Thursday, December 13, 2007
India, Pakistan And The Limits Of Deterrence
According to this article in The Middle East Times, India's intelligence service is in the spotlight these days for what some say is a massive failure last month to predict the State of Emergency in neighboring Pakistan. Given the nuclear status of both nations, that's the kind of lapse that could potentially have global implications. It also adds some context to the duelling announcements this week of the test-firing of a 700km-range, nuclear capable Pakistani cruise missile, and a 6000km-range, nuclear capable Indian missile that's now in the works for next year. The range of India's missile would put it out of striking range for "most capable missiles in Pakistan's arsenal..." according to the Times of India.
In addition to being alarming in and of itself, the India-Pakistan nuclear standoff demonstrates the potential risks of a nuclearized Middle East, especially one where the nuclear equation is not bi-lateral but multi-lateral. The argument that a nuclear Iran can be deterred is, to my mind, defensible. But the image of deterrence that is often invoked is based on the relatively stable version eventually arrived at by two mature and stable superpowers. The Middle East bears no resemblance to that kind of arrangement, and even less so should Iran, Saudi Arabia and Egypt all join Israel as nuclear weapons states. A situation where every missile test launch evokes existential alerts adds an unacceptable level of tension to an already volatile region.

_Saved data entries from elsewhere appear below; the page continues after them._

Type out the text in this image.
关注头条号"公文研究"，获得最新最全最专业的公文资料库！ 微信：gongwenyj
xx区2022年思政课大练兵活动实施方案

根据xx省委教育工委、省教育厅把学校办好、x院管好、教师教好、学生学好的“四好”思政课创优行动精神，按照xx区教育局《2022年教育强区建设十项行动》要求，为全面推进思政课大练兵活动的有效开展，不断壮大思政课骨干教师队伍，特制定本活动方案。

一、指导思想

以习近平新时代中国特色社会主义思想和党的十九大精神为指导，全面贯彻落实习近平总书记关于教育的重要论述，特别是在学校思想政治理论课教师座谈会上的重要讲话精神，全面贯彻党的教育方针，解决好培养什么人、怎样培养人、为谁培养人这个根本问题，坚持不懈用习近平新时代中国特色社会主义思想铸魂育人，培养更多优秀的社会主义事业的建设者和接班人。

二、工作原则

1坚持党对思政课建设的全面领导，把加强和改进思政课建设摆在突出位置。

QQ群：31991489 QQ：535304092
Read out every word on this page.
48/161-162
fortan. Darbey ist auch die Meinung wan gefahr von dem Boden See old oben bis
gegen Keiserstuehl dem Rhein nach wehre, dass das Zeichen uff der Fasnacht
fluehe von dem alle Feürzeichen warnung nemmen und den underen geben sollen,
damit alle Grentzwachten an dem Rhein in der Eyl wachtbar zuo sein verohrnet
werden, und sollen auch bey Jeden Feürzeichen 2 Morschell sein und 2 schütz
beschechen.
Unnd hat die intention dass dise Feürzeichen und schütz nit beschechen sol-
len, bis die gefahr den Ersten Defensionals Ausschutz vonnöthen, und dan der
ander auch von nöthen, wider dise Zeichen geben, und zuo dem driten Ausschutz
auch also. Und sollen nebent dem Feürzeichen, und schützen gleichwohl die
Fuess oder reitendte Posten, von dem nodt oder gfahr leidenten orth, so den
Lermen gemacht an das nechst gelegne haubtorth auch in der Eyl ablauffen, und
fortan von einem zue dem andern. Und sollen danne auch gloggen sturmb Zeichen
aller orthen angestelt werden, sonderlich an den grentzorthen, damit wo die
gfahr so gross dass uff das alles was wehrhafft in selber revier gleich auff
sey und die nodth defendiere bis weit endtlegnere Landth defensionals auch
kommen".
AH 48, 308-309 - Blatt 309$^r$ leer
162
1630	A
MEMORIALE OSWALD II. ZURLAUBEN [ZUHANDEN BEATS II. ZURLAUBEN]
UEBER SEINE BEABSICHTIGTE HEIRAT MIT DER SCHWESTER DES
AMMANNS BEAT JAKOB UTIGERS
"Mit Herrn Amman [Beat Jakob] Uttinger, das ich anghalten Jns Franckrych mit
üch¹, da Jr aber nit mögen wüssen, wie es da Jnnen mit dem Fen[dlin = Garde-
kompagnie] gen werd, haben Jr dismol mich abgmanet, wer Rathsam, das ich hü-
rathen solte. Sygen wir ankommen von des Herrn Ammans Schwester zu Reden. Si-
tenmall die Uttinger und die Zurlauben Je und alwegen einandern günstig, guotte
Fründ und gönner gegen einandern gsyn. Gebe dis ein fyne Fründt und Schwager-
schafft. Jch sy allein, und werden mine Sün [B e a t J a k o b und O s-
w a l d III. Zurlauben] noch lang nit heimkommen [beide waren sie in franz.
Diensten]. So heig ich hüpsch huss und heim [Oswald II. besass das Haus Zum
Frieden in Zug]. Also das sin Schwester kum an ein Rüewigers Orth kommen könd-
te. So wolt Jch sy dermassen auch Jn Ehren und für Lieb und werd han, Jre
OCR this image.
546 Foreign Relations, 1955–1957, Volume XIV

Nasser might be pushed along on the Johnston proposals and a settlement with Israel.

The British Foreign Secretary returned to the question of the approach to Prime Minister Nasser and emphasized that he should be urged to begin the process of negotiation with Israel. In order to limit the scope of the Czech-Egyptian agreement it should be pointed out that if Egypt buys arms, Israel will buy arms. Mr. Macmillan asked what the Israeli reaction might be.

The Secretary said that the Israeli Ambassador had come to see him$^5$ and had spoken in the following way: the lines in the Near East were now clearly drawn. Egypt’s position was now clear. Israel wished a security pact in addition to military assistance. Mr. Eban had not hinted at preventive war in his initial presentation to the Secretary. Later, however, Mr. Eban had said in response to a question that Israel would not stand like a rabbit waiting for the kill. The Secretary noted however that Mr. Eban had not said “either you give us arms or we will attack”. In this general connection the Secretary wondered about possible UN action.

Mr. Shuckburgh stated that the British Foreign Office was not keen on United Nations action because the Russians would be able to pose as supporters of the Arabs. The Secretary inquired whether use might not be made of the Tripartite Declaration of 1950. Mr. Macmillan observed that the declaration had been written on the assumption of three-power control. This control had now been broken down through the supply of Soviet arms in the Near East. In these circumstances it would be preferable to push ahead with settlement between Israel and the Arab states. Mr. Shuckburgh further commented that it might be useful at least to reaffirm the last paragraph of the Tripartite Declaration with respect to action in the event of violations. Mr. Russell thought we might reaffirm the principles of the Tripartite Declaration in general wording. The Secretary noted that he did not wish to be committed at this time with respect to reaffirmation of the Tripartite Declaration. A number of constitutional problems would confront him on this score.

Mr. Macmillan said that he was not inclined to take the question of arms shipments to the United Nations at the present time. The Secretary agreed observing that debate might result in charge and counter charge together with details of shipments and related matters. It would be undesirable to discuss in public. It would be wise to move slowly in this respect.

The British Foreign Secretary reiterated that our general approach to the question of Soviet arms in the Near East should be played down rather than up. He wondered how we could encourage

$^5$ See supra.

It's also interesting to see American progressives suddenly become proponents of nuclear deterrence, even if in theory it could apply to Iran. As I recall as a thirteen year-old marching in the 1981 No Nukes rally, a defense posture that ultimately depends on a willingness to obliterate hundreds of thousands of lives was a very high burden to bear. Its relegation to the dustbin of history was one of the supposed benefits of the end of the Cold War. While it's reassuring to see the principle of deterrence enjoy something of a revival in lunatic neocon circles, I'd like to see progressives to come up with proposals that represent, well, progress.